With the economy still struggling to sustain its rebound from the recession, presumptive Republican presidential nominee Mitt Romney has an issue giving him a clear advantage over President Barack Obama.
Indeed, “the economy gives Romney his best chance of defeating Obama,” according to The Hill
. It sees three economic factors as most important for the campaign — employment, housing, and the European debt crisis.
Unemployment remains at an elevated level of 8.2 percent, with payrolls increasing only 120,000 in March. Housing also is still weak, with the latest numbers showing prices fell 2.5 percent in February from a year earlier. And rising Spanish bond yields have investors worried about Europe again.
All that is good news for Romney and bad news for Obama, and there may be more of it on the way. Moody’s Analytics economist Mark Zandi doesn’t see the jobless rate falling below eight percent by election day Nov. 6.

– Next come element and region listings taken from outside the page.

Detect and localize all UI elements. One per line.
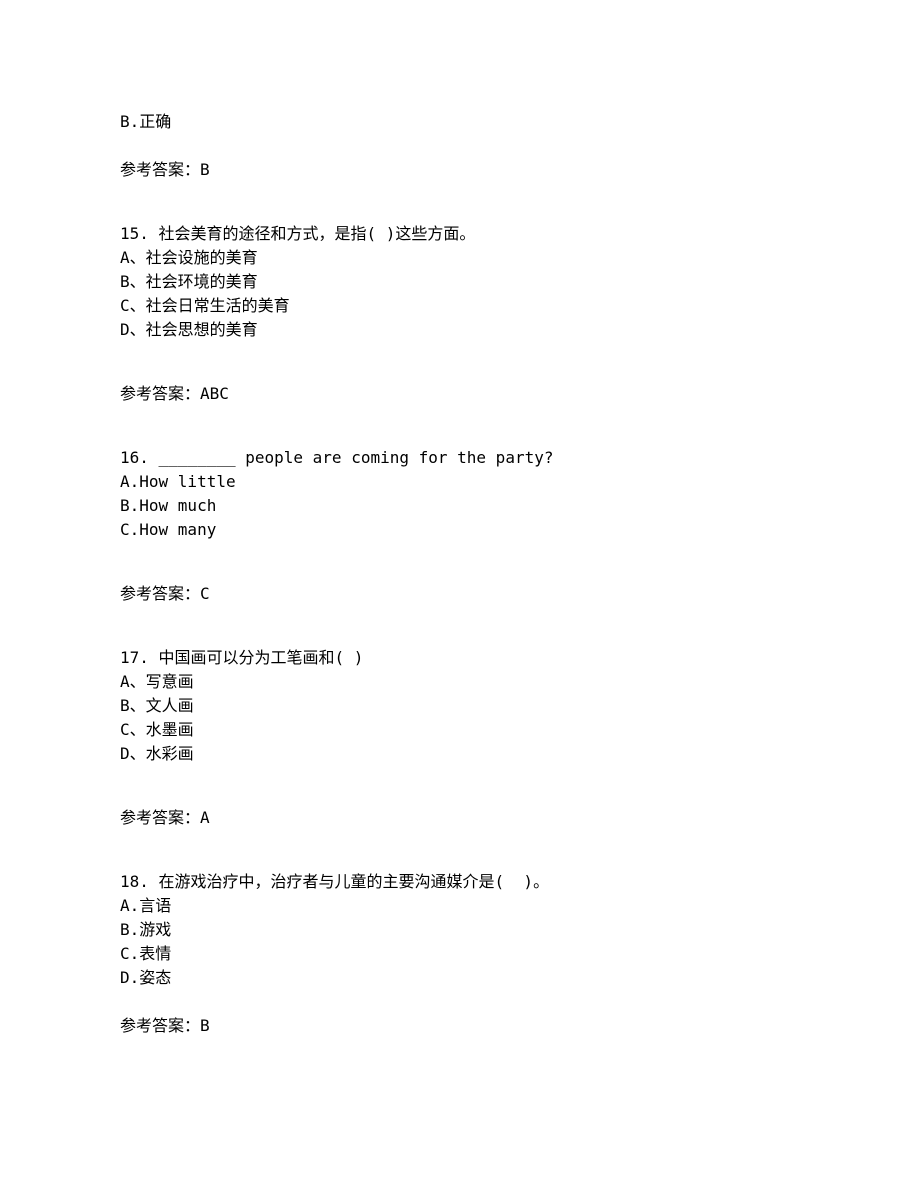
q17-answer: 参考答案：A [120, 806, 800, 830]
q17-option-b: B、文人画 [120, 694, 800, 718]
q18-answer: 参考答案：B [120, 1014, 800, 1038]
question-16: 16. ________ people are coming for the p… [120, 446, 800, 542]
q18-option-c: C.表情 [120, 942, 800, 966]
q15-option-a: A、社会设施的美育 [120, 246, 800, 270]
q16-option-c: C.How many [120, 518, 800, 542]
q17-stem: 17. 中国画可以分为工笔画和( ) [120, 646, 800, 670]
q15-option-b: B、社会环境的美育 [120, 270, 800, 294]
q16-option-b: B.How much [120, 494, 800, 518]
prev-option-b: B.正确 [120, 110, 800, 134]
q17-option-a: A、写意画 [120, 670, 800, 694]
q15-stem: 15. 社会美育的途径和方式，是指( )这些方面。 [120, 222, 800, 246]
q15-answer: 参考答案：ABC [120, 382, 800, 406]
q18-option-d: D.姿态 [120, 966, 800, 990]
prev-answer: 参考答案：B [120, 158, 800, 182]
question-18: 18. 在游戏治疗中，治疗者与儿童的主要沟通媒介是( )。 A.言语 B.游戏 … [120, 870, 800, 990]
q16-stem: 16. ________ people are coming for the p… [120, 446, 800, 470]
question-17: 17. 中国画可以分为工笔画和( ) A、写意画 B、文人画 C、水墨画 D、水… [120, 646, 800, 766]
q15-option-c: C、社会日常生活的美育 [120, 294, 800, 318]
question-15: 15. 社会美育的途径和方式，是指( )这些方面。 A、社会设施的美育 B、社会… [120, 222, 800, 342]
q17-option-c: C、水墨画 [120, 718, 800, 742]
q16-option-a: A.How little [120, 470, 800, 494]
q18-option-a: A.言语 [120, 894, 800, 918]
q15-option-d: D、社会思想的美育 [120, 318, 800, 342]
q17-option-d: D、水彩画 [120, 742, 800, 766]
q16-answer: 参考答案：C [120, 582, 800, 606]
q18-stem: 18. 在游戏治疗中，治疗者与儿童的主要沟通媒介是( )。 [120, 870, 800, 894]
q18-option-b: B.游戏 [120, 918, 800, 942]
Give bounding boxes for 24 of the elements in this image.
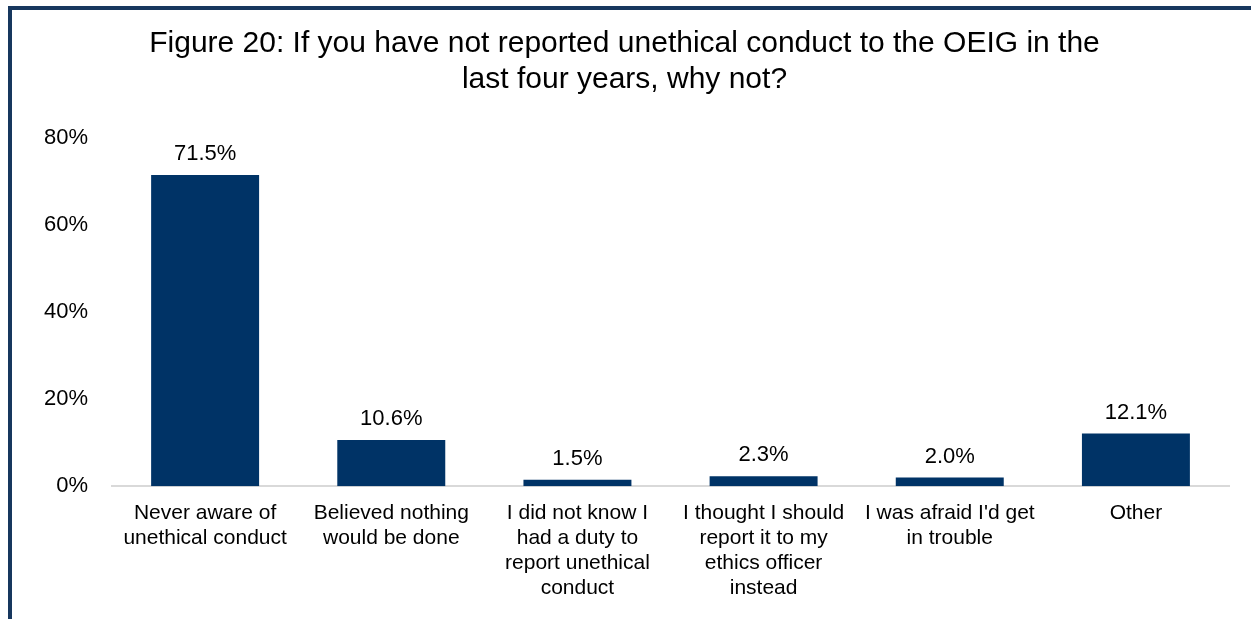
bar (709, 476, 818, 487)
bar (1081, 433, 1190, 487)
bar (523, 479, 632, 487)
bar (151, 175, 260, 487)
data-label: 71.5% (173, 140, 237, 166)
y-tick-label: 20% (43, 385, 89, 411)
x-tick-label: I thought I should report it to my ethics officer instead (683, 499, 845, 599)
x-tick-label: I did not know I had a duty to report unethical conduct (505, 499, 650, 599)
chart-title: Figure 20: If you have not reported unethical conduct to the OEIG in the last four years, why not? (149, 25, 1100, 95)
x-tick-label: I was afraid I'd get in trouble (864, 499, 1035, 548)
data-label: 10.6% (360, 405, 423, 431)
data-label: 1.5% (552, 444, 603, 470)
y-tick-label: 0% (56, 472, 89, 498)
data-label: 2.3% (738, 441, 789, 467)
x-tick-label: Believed nothing would be done (313, 499, 469, 548)
bar (337, 440, 446, 487)
bar (895, 477, 1004, 487)
y-tick-label: 80% (43, 124, 89, 150)
x-tick-label: Other (1109, 499, 1163, 523)
data-label: 12.1% (1104, 398, 1168, 424)
y-tick-label: 60% (43, 211, 89, 237)
data-label: 2.0% (924, 442, 975, 468)
x-tick-label: Never aware of unethical conduct (123, 499, 287, 548)
y-tick-label: 40% (43, 298, 89, 324)
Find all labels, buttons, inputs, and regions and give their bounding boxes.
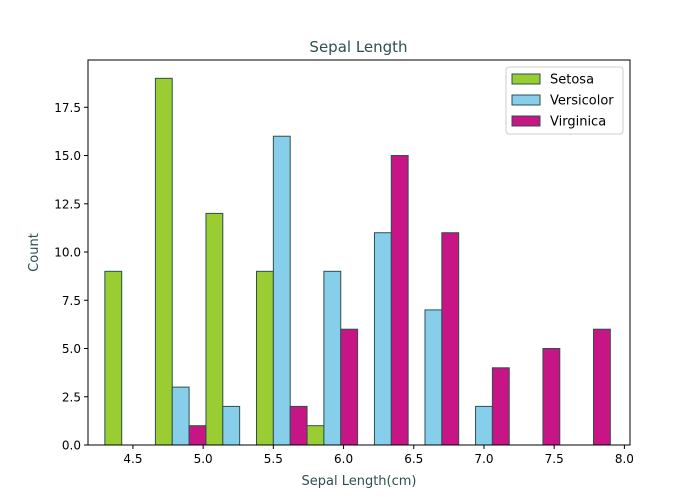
bar-virginica <box>340 328 359 446</box>
bar-virginica <box>441 232 460 446</box>
legend-label-virginica: Virginica <box>550 115 606 130</box>
x-tick-label: 5.5 <box>264 452 283 466</box>
x-axis-label: Sepal Length(cm) <box>301 474 416 489</box>
x-tick-label: 7.0 <box>474 452 493 466</box>
bars-group <box>104 77 611 446</box>
y-axis: 0.0 2.5 5.0 7.5 10.0 12.5 15.0 17.5 <box>54 101 88 453</box>
bar-virginica <box>289 405 308 446</box>
legend-swatch-versicolor <box>511 94 541 106</box>
y-axis-label: Count <box>27 233 42 272</box>
legend: Setosa Versicolor Virginica <box>505 66 624 135</box>
x-tick-label: 8.0 <box>615 452 634 466</box>
legend-swatch-virginica <box>511 115 541 127</box>
legend-swatch-setosa <box>511 73 541 85</box>
bar-virginica <box>491 367 510 446</box>
bar-versicolor <box>323 270 342 446</box>
bar-versicolor <box>272 135 291 446</box>
bar-virginica <box>390 155 409 446</box>
bar-virginica <box>542 348 561 446</box>
y-tick-label: 0.0 <box>62 439 81 453</box>
bar-setosa <box>104 270 123 446</box>
legend-label-versicolor: Versicolor <box>550 94 614 109</box>
bar-setosa <box>255 270 274 446</box>
y-tick-label: 2.5 <box>62 390 81 404</box>
x-tick-label: 4.5 <box>123 452 142 466</box>
y-tick-label: 17.5 <box>54 101 81 115</box>
bar-versicolor <box>222 405 241 446</box>
bar-setosa <box>306 425 325 446</box>
bar-versicolor <box>475 405 493 446</box>
bar-versicolor <box>424 309 443 446</box>
bar-virginica <box>188 425 207 446</box>
chart-title: Sepal Length <box>309 38 407 56</box>
bar-versicolor <box>373 232 392 446</box>
legend-label-setosa: Setosa <box>550 73 594 88</box>
bar-setosa <box>154 77 173 446</box>
bar-virginica <box>592 328 611 446</box>
y-tick-label: 15.0 <box>54 149 81 163</box>
y-tick-label: 5.0 <box>62 342 81 356</box>
x-tick-label: 6.5 <box>404 452 423 466</box>
x-axis: 4.5 5.0 5.5 6.0 6.5 7.0 7.5 8.0 <box>123 445 634 466</box>
y-tick-label: 12.5 <box>54 197 81 211</box>
y-tick-label: 7.5 <box>62 294 81 308</box>
bar-setosa <box>205 212 224 446</box>
x-tick-label: 5.0 <box>194 452 213 466</box>
x-tick-label: 7.5 <box>545 452 564 466</box>
x-tick-label: 6.0 <box>334 452 353 466</box>
bar-versicolor <box>171 386 190 446</box>
y-tick-label: 10.0 <box>54 246 81 260</box>
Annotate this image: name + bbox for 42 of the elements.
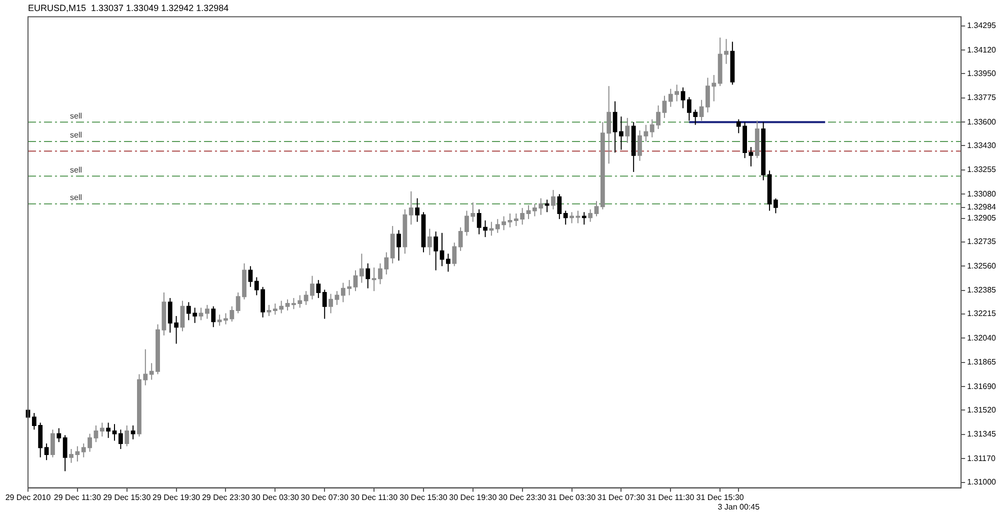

The housing market may be near a bottom. But a vigorous rebound is unlikely this year. “House prices, based on data through February, continue to decline, but at a decreasing rate,” Mark Fleming, chief economist for CoreLogic, told The Hill. “The deceleration in the pace of decline is a first step toward ultimately growing again.”
The turmoil in Europe has led to volatility in U.S. financial markets, which also represents a problem for Obama. “Strains in global financial markets continue to pose significant downside risks to the economic outlook,” the Federal Reserve said in a report Wednesday.